Por Redacción NOTICIAS

El Istmo de Tehuantepec, esa franja estrecha de tierra que une dos océanos, se ha convertido —en lo que va del último año— en un espejo de las múltiples tensiones que enfrenta Oaxaca: desastres naturales, incidentes tecnológicos y fallas estructurales con consecuencias humanas y sociales profundas. Más allá del paisaje geográfico imponente, la vida cotidiana de sus comunidades ha estado marcada por eventos que ponen en evidencia la vulnerabilidad y la necesidad de respuestas integrales.

El impacto más reciente y trágico ocurrió el 10 de febrero de 2026, cuando una explosión en un ducto de Pemex en Loma Larga, municipio de El Barrio de la Soledad, cobró tres vidas y dejó al menos seis heridos. El siniestro, ocurrido durante trabajos de mantenimiento, generó un incendio en la estación de rebombeo y movilizó a bomberos, la Secretaría de Marina y autoridades de seguridad que acordonaron el área y activaron protocolos de emergencia. Familiares de las víctimas quedaron con más preguntas que respuestas mientras se atiende lo urgente y se cuestiona lo estructural.

Este incidente se suma a otros eventos mayores que han sacudido a la región. En diciembre de 2025, el descarrilamiento de un tren del Ferrocarril Interoceánico en Asunción Ixtaltepec —un proyecto bandera del desarrollo regional— dejó al menos 14 muertos y casi un centenar de heridos. El accidente no solo fue una tragedia humana; fue un golpe al proyecto que prometía transformar la conectividad y la economía del Istmo. ¿Cómo reconciliar una obra de progreso con fallas de seguridad tan severas? ¿Qué lecciones quedan para evitar que se repitan tragedias de ese calibre?

Pero no solo el factor tecnológico o industrial deja su huella. Los fenómenos naturales siguen siendo un reto permanente para comunidades que viven en una de las zonas más expuestas de México.
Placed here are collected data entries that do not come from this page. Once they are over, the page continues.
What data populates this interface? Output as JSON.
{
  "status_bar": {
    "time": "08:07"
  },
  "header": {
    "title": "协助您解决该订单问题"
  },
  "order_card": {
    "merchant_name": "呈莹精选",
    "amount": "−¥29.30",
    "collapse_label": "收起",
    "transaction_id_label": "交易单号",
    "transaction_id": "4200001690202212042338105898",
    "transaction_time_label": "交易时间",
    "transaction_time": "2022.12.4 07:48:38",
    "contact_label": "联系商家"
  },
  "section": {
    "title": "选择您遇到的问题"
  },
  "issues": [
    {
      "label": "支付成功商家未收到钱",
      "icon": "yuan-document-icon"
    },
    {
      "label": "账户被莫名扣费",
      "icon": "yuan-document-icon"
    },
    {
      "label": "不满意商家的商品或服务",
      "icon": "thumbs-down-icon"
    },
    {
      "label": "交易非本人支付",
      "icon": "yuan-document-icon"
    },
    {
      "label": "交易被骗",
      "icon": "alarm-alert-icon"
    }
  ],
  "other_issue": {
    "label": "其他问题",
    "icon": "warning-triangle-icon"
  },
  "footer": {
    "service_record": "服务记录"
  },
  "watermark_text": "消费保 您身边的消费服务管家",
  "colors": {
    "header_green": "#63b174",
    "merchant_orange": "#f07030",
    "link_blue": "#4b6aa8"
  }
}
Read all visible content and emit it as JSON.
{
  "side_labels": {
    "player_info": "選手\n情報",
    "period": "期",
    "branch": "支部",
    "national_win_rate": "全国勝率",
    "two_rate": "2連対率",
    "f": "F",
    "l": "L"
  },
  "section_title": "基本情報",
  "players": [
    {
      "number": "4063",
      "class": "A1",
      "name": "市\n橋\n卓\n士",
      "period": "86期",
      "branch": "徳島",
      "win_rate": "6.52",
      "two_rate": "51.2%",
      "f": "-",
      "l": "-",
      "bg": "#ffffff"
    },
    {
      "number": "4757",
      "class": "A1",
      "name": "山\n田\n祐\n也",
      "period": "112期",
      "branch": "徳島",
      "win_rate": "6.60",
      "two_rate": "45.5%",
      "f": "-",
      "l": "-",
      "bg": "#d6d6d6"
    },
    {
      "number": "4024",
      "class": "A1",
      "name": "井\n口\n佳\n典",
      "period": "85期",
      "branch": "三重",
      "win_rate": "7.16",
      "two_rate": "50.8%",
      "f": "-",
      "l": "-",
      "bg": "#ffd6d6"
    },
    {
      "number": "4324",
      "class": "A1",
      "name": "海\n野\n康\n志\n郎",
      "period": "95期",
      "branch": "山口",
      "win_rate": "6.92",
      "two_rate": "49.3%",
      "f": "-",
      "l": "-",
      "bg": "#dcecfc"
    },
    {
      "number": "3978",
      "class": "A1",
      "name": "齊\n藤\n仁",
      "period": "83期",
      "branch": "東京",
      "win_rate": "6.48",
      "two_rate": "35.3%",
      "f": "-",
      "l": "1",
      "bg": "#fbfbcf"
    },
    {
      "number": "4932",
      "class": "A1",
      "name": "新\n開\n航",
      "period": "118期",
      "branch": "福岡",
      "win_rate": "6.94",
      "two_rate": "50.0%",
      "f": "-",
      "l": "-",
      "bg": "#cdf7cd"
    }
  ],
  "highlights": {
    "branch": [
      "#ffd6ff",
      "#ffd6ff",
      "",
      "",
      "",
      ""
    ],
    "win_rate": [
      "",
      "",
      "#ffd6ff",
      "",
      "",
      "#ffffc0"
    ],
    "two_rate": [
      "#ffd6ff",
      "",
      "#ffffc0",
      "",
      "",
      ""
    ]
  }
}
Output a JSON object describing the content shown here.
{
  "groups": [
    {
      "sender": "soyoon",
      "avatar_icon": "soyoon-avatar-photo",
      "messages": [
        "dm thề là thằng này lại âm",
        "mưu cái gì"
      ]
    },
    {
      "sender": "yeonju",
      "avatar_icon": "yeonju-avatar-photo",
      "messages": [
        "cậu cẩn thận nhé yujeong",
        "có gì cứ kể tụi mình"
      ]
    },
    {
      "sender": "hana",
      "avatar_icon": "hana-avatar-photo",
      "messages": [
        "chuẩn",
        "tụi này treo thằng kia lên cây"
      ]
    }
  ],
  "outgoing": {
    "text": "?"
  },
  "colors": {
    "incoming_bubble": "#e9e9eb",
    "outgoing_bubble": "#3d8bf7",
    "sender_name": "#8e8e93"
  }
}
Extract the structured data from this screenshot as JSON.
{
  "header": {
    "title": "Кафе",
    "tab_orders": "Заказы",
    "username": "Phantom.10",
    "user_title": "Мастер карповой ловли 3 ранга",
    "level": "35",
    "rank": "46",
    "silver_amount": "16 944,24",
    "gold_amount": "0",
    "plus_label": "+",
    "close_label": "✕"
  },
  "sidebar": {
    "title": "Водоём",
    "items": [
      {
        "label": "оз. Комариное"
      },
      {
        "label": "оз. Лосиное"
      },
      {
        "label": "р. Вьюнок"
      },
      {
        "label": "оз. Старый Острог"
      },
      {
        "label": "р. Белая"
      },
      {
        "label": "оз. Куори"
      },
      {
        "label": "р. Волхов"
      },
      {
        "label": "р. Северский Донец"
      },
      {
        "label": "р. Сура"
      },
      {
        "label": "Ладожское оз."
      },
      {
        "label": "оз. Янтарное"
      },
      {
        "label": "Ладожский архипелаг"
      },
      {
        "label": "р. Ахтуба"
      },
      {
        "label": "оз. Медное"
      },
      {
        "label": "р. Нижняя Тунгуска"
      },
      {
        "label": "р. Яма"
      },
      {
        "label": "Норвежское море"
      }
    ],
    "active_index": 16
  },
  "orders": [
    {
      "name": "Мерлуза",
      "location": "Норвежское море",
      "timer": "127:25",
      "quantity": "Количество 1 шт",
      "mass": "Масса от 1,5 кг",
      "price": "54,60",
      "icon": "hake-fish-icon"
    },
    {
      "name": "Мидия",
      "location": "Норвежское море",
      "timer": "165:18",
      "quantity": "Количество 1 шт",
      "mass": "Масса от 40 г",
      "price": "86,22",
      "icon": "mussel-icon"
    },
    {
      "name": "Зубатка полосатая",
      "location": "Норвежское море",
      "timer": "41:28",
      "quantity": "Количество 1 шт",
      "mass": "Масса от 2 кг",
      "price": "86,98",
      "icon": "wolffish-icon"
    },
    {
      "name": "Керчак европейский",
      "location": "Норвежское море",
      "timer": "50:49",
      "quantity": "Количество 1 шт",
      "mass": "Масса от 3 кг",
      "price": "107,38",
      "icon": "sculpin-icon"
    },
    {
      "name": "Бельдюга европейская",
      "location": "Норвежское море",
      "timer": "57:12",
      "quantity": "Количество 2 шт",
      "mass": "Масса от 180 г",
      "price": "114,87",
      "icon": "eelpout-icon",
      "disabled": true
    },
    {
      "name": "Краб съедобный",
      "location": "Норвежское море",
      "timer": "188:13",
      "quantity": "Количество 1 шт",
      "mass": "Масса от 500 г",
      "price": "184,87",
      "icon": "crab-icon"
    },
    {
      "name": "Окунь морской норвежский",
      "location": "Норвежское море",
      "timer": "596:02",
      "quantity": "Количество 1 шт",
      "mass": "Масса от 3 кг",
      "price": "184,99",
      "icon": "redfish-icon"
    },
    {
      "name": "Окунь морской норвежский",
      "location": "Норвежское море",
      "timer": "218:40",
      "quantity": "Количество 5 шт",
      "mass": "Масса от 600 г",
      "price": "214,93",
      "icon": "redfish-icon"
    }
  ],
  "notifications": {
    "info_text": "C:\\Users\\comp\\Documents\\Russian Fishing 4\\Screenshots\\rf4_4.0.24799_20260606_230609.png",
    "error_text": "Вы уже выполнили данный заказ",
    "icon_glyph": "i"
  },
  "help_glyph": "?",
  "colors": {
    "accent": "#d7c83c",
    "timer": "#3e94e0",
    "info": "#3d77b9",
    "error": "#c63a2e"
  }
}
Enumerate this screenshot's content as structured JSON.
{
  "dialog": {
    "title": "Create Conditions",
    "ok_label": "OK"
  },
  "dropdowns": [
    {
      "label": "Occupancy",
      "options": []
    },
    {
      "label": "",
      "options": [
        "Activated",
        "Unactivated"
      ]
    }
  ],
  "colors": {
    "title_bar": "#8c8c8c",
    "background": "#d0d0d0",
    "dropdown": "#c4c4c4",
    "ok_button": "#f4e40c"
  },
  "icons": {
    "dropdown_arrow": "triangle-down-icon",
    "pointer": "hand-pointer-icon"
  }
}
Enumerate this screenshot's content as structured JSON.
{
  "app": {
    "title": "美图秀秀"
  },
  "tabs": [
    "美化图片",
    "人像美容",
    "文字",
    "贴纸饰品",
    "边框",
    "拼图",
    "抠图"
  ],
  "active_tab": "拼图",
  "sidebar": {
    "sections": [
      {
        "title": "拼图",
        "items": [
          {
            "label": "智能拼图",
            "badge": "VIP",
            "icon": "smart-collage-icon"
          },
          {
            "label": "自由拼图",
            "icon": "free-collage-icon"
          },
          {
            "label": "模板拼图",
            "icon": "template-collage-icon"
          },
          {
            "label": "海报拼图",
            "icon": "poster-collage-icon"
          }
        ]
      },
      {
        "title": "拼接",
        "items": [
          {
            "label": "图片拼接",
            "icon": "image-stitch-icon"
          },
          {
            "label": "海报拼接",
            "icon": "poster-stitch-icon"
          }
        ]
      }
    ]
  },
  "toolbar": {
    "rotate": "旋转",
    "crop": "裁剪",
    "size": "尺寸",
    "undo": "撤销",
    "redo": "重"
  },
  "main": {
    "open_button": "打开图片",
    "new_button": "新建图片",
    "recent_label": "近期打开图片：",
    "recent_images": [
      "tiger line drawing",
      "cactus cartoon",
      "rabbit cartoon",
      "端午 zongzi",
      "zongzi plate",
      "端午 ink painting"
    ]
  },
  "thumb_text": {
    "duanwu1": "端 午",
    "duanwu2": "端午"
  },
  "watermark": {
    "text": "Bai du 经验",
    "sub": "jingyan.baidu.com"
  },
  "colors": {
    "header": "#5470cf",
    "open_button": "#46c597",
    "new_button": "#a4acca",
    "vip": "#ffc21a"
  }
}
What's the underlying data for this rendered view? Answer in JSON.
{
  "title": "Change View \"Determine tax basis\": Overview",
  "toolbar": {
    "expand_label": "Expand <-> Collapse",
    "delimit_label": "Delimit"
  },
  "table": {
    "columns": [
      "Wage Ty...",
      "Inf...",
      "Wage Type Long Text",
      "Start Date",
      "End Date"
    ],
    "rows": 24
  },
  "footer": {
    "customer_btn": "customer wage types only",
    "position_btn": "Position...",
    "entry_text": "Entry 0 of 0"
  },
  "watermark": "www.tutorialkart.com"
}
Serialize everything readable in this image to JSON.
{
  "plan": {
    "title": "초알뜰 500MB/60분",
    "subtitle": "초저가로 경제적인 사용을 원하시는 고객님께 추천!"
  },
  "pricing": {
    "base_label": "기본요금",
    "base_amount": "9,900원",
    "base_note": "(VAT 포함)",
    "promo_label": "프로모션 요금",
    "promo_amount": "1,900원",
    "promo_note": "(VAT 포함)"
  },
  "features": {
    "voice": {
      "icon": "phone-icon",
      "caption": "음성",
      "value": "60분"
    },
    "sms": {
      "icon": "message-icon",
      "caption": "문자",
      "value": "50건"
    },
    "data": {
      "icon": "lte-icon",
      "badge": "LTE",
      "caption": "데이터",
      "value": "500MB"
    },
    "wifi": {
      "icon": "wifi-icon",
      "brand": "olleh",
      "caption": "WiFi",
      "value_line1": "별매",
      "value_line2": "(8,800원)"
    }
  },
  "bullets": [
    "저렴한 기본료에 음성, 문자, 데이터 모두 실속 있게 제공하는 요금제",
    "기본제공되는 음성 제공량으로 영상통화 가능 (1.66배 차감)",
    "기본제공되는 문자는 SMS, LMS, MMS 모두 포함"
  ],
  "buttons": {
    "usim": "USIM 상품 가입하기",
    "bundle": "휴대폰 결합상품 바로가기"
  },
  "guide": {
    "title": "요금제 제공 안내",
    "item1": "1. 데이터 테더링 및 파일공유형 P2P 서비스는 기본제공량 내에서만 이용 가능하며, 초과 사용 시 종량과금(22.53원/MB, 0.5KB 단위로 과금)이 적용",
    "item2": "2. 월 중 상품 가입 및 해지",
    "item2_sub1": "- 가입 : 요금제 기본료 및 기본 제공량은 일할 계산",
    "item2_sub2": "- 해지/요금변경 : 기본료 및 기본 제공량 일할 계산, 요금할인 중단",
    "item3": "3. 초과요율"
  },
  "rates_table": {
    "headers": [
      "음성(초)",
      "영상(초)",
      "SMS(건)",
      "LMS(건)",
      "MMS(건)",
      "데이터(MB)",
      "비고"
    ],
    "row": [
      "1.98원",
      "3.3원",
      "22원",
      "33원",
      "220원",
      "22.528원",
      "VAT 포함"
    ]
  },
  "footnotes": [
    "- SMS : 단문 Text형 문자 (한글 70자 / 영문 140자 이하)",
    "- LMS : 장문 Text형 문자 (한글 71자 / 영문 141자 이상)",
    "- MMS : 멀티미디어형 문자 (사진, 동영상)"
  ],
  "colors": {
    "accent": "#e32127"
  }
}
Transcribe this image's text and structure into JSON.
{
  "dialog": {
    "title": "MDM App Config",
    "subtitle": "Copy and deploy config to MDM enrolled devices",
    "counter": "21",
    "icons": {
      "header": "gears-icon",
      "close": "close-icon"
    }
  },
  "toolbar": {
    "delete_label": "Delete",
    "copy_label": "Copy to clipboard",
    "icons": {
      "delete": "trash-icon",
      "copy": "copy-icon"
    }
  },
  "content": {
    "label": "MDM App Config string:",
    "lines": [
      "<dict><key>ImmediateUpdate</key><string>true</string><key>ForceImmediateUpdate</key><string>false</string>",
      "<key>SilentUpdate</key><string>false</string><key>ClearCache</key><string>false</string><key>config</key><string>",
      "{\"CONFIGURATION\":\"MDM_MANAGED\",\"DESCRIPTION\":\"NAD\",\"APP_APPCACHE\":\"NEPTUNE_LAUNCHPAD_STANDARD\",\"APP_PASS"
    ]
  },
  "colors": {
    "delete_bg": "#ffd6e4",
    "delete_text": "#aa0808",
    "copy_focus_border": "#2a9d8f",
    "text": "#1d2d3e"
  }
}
El desbordamiento del río Tehuantepec tras el paso del huracán “Erick” afectó al menos 135 viviendas, inundando casas, oficinas municipales e iglesias y dejando a familias enteras luchando contra el agua y la pérdida de pertenencias.

Además, las condiciones meteorológicas adversas, como frentes fríos y eventos de “norte”, han provocado fuertes vientos —de hasta más de 90 km/h— que han afectado infraestructura y generado peligros cotidianos para quienes transitan carreteras o habitan en zonas expuestas.

En el campo ambiental, el Istmo también ha enfrentado incendios forestales extensos. Uno de los más recientes en enero de 2026 consumió más de 500 hectáreas de terreno, movilizando brigadas y poniendo en riesgo comunidades, ecosistemas y la seguridad de quienes combaten el fuego día tras día.

Pero no todo lo que golpea a la región proviene del clima o la infraestructura. Los accidentes laborales también dejan su marca: en marzo de 2024, dos obreros —uno de ellos migrante— murieron sepultados por tierras mientras realizaban trabajos de drenaje en Tehuantepec, un recordatorio cruel de las falencias en seguridad y condiciones de trabajo.

Estos hechos —diversos en su origen pero iguales en su impacto— reflejan un patrón de riesgo en el Istmo que va más allá de lo fortuito. Se trata de retos estructurales: desde la planificación de obras públicas y la seguridad industrial hasta la gestión de riesgos climáticos y la atención a la vulnerabilidad de las comunidades rurales e indígenas. Un territorio donde la esperanza de progreso convive con la certeza de que la tierra, el clima y la infraestructura pueden volverse adversarios implacables.

Pero también hay resiliencia. Las comunidades se organizan, las autoridades activan protocolos y las brigadas trabajan incansablemente para contener incendios, atender víctimas y restaurar lo perdido. Sin embargo, la pregunta que queda flotando en el aire es si estas respuestas son reacción o si hay una verdadera política integral de prevención, inversión en infraestructura segura y atención prioritaria hacia quienes viven en zonas de mayor riesgo.

Porque un Istmo que sufre demasiado no solo necesita respuestas rápidas, sino sistemas sólidos que no esperen a que la próxima tragedia ocurra para actuar. El Istmo de Tehuantepec no es solo un corredor geográfico; es un espacio de vida y cultura que merece redes de protección robustas, estrategias adaptativas y un compromiso permanente con la seguridad y el bienestar de su gente.